There is no credible scientific evidence that Lyme disease can be spread from person-to-person through sexual contact. The biology of the Lyme spirochete is not consistent with sexual transmission, attempts to demonstrate sexual transmission in infected animals have all failed, and there has not been a single, adequately documented case of sexual transmission of Lyme disease reported in the scientific literature.
Zika virus may be transmitted sexually first case may have been found. Usually, transmitted by a mosquito. AAAS, California Lyme Disease Association does not state that Lyme disease can be transmitted sexually.
I just looked up 'Zika virus' on the CDC website, out of curiosity:
"Zika virus (ZIKV), a mosquito-transmitted flavivirus, has been isolated from sentinel monkeys, mosquitoes, and sick persons in Africa and Southeast Asia (1,2).
"Serologic surveys indicate that ZIKV infections can be relatively common among persons in southeastern Senegal and other areas of Africa, but that ZIKV-associated disease may be underreported or misdiagnosed.
"In 2007, a large outbreak of ZIKV infection occurred on Yap Island in the southwestern Pacific that infected ≈70% of the island’s inhabitants (3), which highlighted this virus as an emerging pathogen."
Interesting that Zika virus was found in SE Asia and on the far Western side of Africa, the closest part of Africa to the Americas -- more than 8,000 air miles.
Thank you again, mojo, and to your friend for the data on Lyme and on Zika.
This blog post gives an overview of the evidence of possible sexual transmission in humans:
It has links to the research articles.
Here's what the CDC says:
“The CDC position on sexual intra-human Borrelia burgdorferi transmission is that it does not occur,” they argued in a recent statement. “We find no study that addresses sexual transmission of Borrelia burgdorferi among humans.”
Yet the CDC then went on to admit: “Conversely, we find no study supporting that sexual intra-human Borrelia burgdorferi transmission does not occur. Inferential data strongly suggest the possibility of human sexual transfer.”
I expect with such blatant sitting on the fence like that, their genitals must hurt so much they are not having sex at all.
Lyme disease is indisputably able to cross over the placenta, cross the blood brain barrier and also be transmitted via human breast milk. I think, therefore, it would be hard to construct a convincing explanation of why Bb in human semen will NOT lead to the infection of a sexual partner.
Perhaps I am biased because I am almost certain I gave lyme disease to my ex husband (and I don't even feel guilty about that) and I also met a guy in the Lyme clinic in Germany who was certain he had given lyme to his girlfriend.
It's like AIDS was when it first came on the scene. Nobody was absolutely certain of everything. The problem is Lyme doesn't get the attention AIDS got so we probably will not have any hard evidence for a long time.
"I expect with such blatant sitting on the fence like that, their genitals must hurt so much they are not having sex at all. "
LOL! Glad to see you still have your sense of humor! I was scratching my head at that quote, wondering about the contradiction of it all, when I got to your sentence above.

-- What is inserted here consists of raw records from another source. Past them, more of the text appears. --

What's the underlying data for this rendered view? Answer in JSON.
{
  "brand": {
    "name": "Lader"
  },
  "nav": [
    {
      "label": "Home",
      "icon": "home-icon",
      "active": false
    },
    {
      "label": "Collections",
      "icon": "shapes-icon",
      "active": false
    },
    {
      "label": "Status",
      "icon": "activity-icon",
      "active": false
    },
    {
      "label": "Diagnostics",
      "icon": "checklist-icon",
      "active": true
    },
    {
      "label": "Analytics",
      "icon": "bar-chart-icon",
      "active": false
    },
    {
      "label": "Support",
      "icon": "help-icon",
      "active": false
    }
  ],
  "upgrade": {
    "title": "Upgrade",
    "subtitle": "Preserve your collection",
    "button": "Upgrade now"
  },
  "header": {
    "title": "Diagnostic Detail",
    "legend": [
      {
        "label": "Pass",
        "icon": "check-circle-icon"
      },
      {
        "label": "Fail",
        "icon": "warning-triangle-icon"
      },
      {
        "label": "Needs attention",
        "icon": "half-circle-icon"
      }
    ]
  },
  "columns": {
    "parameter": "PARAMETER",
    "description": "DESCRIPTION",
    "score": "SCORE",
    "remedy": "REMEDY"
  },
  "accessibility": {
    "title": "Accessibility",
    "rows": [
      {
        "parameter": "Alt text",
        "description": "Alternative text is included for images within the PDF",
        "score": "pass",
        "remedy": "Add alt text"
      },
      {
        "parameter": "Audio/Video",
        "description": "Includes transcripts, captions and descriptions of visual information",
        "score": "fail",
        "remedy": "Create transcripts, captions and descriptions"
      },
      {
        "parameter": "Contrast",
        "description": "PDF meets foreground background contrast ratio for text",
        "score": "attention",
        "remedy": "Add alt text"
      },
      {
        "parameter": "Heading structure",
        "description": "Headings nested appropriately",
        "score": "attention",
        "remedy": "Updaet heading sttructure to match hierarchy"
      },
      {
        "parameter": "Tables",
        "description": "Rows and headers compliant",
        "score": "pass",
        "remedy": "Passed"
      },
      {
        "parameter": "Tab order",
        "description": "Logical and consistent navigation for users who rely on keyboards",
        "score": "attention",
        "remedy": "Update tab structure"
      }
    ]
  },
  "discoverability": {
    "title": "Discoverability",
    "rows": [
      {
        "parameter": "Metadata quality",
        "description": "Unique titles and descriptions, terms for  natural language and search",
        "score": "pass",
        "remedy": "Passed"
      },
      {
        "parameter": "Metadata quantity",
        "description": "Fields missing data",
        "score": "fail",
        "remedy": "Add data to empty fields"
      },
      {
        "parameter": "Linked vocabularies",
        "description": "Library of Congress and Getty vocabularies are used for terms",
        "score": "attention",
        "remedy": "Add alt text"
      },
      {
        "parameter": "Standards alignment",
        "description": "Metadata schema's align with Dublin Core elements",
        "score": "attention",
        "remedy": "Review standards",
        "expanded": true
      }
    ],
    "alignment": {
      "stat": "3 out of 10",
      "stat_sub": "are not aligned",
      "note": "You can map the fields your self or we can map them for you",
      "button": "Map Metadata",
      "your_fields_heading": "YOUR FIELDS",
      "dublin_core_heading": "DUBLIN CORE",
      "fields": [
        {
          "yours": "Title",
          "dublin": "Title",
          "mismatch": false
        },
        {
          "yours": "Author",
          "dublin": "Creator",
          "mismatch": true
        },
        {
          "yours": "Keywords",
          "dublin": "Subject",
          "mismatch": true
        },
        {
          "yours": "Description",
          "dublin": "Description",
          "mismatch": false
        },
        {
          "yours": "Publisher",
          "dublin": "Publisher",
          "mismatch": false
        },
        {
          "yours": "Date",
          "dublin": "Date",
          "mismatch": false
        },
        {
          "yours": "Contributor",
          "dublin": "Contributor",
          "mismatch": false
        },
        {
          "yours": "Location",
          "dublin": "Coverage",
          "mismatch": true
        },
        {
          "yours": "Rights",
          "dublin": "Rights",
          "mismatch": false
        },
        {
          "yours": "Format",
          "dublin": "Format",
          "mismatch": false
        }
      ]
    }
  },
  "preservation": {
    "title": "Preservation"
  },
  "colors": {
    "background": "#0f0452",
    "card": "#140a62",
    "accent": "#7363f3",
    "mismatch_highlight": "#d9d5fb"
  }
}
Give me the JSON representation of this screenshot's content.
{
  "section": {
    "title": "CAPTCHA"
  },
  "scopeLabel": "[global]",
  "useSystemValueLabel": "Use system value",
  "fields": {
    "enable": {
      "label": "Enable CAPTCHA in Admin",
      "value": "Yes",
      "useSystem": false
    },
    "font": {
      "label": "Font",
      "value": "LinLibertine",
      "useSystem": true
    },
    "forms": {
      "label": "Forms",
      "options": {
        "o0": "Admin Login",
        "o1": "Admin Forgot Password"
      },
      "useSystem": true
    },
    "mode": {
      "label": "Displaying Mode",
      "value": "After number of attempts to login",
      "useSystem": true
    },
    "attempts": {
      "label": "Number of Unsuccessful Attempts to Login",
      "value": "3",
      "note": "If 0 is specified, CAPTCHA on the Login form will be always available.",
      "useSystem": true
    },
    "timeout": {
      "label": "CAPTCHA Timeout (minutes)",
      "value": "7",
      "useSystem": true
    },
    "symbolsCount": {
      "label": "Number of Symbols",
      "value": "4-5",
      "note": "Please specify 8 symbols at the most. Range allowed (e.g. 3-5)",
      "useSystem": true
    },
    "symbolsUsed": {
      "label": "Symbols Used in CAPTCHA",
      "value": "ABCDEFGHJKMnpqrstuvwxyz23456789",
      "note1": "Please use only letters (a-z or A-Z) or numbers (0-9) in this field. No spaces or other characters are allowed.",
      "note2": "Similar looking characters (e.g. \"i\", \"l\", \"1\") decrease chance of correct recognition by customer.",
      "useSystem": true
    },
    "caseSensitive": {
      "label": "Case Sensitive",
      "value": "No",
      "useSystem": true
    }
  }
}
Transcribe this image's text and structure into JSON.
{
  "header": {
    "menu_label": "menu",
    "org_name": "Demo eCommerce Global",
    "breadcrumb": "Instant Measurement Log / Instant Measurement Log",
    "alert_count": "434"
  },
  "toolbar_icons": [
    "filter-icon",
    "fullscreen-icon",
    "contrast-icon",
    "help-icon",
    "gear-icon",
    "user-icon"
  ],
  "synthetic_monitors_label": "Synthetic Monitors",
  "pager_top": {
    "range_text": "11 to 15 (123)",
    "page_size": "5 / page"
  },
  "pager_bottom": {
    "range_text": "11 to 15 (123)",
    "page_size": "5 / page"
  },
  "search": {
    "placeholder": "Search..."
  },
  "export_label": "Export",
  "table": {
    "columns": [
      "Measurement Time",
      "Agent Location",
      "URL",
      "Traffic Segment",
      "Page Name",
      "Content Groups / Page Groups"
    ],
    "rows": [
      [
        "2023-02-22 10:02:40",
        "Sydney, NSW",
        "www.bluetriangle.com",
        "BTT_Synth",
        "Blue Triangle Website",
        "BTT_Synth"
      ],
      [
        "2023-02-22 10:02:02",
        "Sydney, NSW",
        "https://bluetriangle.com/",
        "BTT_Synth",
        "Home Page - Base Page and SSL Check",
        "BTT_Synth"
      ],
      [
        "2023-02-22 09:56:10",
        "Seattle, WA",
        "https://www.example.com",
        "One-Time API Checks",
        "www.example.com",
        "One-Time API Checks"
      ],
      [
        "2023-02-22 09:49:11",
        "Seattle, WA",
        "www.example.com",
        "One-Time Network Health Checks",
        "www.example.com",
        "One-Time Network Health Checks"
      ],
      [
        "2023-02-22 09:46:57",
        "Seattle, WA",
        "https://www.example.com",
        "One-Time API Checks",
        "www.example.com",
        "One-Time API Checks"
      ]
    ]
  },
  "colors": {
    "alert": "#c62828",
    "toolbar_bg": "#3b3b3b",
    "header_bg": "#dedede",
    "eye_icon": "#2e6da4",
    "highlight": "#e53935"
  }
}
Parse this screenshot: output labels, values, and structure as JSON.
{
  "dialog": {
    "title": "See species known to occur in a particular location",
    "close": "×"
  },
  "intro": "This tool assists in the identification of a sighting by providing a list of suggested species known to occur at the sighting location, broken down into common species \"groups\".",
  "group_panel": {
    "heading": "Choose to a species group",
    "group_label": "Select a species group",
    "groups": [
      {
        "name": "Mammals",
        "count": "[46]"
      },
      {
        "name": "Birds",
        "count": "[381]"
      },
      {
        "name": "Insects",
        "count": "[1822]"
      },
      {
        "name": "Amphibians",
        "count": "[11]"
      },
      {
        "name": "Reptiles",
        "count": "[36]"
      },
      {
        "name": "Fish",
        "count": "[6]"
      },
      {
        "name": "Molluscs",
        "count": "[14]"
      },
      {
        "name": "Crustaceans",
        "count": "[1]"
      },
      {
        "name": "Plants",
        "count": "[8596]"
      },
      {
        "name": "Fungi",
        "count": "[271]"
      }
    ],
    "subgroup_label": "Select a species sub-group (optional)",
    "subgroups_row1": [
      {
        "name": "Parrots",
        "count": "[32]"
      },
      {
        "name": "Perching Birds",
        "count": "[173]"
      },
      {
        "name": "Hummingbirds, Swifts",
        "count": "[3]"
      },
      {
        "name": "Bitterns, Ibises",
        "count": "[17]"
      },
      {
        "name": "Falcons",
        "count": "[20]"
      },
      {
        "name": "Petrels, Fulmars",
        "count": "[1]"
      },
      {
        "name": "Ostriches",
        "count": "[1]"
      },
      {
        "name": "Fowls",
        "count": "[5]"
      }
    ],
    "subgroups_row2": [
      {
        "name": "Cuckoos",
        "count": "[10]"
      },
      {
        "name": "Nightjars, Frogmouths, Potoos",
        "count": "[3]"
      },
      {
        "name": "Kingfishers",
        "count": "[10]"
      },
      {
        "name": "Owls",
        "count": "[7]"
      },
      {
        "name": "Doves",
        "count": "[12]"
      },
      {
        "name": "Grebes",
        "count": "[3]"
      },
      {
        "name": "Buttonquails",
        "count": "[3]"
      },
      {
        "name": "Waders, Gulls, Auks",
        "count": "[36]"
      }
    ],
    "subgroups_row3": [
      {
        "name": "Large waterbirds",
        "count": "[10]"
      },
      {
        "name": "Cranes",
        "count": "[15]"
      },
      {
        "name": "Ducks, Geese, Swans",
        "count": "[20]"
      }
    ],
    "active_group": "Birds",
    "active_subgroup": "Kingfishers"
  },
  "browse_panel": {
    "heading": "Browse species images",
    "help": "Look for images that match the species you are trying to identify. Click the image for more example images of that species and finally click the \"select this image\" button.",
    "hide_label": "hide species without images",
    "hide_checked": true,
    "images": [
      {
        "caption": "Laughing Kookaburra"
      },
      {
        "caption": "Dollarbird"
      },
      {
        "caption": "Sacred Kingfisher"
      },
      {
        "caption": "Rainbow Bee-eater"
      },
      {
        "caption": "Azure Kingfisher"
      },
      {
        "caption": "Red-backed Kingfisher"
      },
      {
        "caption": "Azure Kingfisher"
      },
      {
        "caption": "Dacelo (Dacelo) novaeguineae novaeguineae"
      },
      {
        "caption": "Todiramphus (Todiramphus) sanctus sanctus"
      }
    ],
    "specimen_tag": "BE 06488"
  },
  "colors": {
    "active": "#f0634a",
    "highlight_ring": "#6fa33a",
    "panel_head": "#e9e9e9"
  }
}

It is scary to think that the same people who wrote that statement (and who issue official positions on medical matters) are a beacon of medical knowledge to the world, especially other countries without the resources to duplicate what the CDC does. Shudder.
Haha! Glad you enjoyed my punchy analysis of the CDC position!!!
The CDC repeatedly render themselves irrelevant in medical matters, yet get heaps of funding, so people take notice of tem.
My other favourite CDC example is their position on Chronic Fatigue Syndrome. They insist it is all psychological, yet people with CFS are banned from donating blood, in case the recipients of the blood "catch" it. Ultra scientific that, isn't it?